Les parents, silencieux face à la tragédie, n’ont pas souhaité commenter leur réaction. Leur avocat a cependant déclaré : « L’horreur ressentie par ces familles dépasse tout échange verbal. Seule une profonde honte et un colère inexpressible peuvent qualifier ce qui s’est passé. »
À Fleurance, où Lyhanna a été retrouvée dans un silo abandonné, la communauté est en pleine effervescence. « C’est un crime sans précédent, une honte à l’échelle humaine », exprime un habitant. Leurs émotions, mêlées de colère et de dégoût, reflètent une population bouleversée par l’ampleur du drame.

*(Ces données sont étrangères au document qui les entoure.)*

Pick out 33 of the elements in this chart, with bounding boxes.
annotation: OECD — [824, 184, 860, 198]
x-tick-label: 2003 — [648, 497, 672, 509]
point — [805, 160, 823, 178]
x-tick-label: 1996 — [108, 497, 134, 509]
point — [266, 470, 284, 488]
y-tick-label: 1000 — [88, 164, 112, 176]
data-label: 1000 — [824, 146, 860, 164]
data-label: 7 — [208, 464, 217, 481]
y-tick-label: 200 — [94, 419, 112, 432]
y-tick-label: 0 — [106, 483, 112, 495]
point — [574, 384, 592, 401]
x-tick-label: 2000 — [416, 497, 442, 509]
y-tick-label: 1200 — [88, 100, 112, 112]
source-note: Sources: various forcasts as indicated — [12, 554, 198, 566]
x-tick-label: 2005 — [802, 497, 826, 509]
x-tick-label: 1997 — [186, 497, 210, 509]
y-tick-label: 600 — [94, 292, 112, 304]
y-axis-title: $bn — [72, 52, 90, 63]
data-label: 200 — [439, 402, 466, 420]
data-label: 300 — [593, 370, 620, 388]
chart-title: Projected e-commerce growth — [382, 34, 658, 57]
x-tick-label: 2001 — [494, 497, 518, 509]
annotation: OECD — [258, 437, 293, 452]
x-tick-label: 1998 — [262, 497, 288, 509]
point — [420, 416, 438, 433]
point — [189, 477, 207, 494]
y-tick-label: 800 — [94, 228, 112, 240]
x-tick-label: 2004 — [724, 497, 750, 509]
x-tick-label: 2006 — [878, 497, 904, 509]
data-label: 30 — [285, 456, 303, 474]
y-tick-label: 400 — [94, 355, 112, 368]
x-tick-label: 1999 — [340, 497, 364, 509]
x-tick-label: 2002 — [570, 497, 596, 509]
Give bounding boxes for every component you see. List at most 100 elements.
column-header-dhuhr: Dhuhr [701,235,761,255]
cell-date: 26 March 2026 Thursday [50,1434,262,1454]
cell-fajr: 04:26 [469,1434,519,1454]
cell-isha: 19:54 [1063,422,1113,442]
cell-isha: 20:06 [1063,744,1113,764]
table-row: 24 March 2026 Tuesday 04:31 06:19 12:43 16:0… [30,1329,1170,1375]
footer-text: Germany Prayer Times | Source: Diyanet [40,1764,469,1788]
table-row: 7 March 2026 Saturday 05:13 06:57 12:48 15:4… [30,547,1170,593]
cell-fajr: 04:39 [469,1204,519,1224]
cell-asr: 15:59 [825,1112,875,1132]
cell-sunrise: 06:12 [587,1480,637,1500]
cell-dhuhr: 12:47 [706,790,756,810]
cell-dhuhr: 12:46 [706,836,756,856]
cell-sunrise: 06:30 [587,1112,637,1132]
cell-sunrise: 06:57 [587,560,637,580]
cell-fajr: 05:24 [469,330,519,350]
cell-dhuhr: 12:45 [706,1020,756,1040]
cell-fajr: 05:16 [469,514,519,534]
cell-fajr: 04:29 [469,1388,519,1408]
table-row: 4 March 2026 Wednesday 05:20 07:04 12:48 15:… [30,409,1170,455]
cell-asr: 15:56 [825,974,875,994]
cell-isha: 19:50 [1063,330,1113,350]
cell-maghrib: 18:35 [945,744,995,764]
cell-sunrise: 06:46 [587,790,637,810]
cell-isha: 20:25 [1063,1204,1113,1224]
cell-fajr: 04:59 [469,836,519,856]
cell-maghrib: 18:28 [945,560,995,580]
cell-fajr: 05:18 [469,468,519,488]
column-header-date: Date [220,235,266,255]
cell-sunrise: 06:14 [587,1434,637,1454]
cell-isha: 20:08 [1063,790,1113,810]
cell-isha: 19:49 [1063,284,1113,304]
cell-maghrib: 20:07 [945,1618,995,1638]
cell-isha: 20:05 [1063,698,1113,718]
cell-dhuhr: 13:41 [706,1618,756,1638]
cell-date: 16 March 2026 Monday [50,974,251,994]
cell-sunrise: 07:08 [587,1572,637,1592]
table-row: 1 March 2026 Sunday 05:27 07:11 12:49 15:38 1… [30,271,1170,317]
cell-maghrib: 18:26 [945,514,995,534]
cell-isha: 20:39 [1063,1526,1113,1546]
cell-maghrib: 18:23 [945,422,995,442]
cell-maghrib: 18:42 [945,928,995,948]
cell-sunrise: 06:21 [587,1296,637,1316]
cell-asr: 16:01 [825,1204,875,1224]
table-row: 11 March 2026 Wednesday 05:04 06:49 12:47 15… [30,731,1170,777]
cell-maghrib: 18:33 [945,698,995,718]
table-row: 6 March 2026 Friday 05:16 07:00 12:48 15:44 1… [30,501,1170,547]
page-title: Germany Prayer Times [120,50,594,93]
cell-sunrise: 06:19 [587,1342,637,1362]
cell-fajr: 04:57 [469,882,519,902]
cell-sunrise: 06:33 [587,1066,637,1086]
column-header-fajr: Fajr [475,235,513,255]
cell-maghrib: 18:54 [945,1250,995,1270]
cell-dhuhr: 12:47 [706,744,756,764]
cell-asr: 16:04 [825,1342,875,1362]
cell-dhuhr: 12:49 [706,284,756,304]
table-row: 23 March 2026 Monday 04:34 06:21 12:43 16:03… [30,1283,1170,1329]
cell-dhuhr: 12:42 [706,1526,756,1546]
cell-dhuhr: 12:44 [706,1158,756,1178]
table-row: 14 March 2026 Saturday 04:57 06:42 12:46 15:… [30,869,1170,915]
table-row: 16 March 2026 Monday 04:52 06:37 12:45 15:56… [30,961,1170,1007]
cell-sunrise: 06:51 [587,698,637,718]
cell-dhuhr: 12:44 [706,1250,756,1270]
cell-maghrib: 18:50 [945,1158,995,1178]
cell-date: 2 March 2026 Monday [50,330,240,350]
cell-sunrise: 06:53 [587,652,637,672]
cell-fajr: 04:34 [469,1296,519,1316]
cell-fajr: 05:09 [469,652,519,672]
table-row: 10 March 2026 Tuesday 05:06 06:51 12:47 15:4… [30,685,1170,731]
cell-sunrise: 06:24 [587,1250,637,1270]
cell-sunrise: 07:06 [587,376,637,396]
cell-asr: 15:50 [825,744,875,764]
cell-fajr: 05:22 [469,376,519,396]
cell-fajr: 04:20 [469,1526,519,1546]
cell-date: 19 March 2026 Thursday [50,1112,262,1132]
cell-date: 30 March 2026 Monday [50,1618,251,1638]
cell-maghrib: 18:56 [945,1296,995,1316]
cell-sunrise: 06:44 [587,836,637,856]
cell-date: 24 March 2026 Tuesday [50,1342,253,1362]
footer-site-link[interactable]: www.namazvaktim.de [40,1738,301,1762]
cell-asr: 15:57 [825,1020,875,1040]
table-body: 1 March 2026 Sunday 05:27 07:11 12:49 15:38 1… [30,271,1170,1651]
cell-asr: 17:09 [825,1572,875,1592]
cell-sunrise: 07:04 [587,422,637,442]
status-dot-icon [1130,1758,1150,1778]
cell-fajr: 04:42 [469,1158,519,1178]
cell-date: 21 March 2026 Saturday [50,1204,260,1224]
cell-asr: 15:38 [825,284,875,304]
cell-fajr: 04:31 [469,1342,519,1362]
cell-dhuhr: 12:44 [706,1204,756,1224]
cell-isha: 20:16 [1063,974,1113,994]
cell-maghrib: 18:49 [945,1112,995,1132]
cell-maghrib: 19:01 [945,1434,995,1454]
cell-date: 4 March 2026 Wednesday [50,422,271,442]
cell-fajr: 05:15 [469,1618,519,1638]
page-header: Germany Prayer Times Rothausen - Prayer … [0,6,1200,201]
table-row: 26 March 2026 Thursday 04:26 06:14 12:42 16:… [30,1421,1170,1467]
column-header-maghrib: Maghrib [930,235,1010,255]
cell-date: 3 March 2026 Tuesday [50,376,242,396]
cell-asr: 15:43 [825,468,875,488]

Le parquet n’a pas confirmé officiellement le viol, mais l’autopsie a montré des signes de brutalité inquiétants. Le rapport médico-légal attendu avant la fin de semaine pourrait déterminer si Jérôme Barella est véritablement impliqué dans la mort de Lyhanna.
« Ce qui compte avant tout, explique Jacques Dallest, ancien juge d’instruction, c’est de comprendre comment et pourquoi elle a perdu la vie. Si l’ADN du suspect est retrouvé sur le corps, il sera impossible de nier sa culpabilité », a-t-il précisé.
Jérôme Barella, actuellement en détention, doit désormais répondre à des charges bien plus graves que celles initialement retenues. Pour les familles et les habitants du Gers, cette affaire n’est pas seulement un cas individuel : elle est une épreuve de barbarie qui révèle la fragilité d’une société incapable de protéger ses enfants.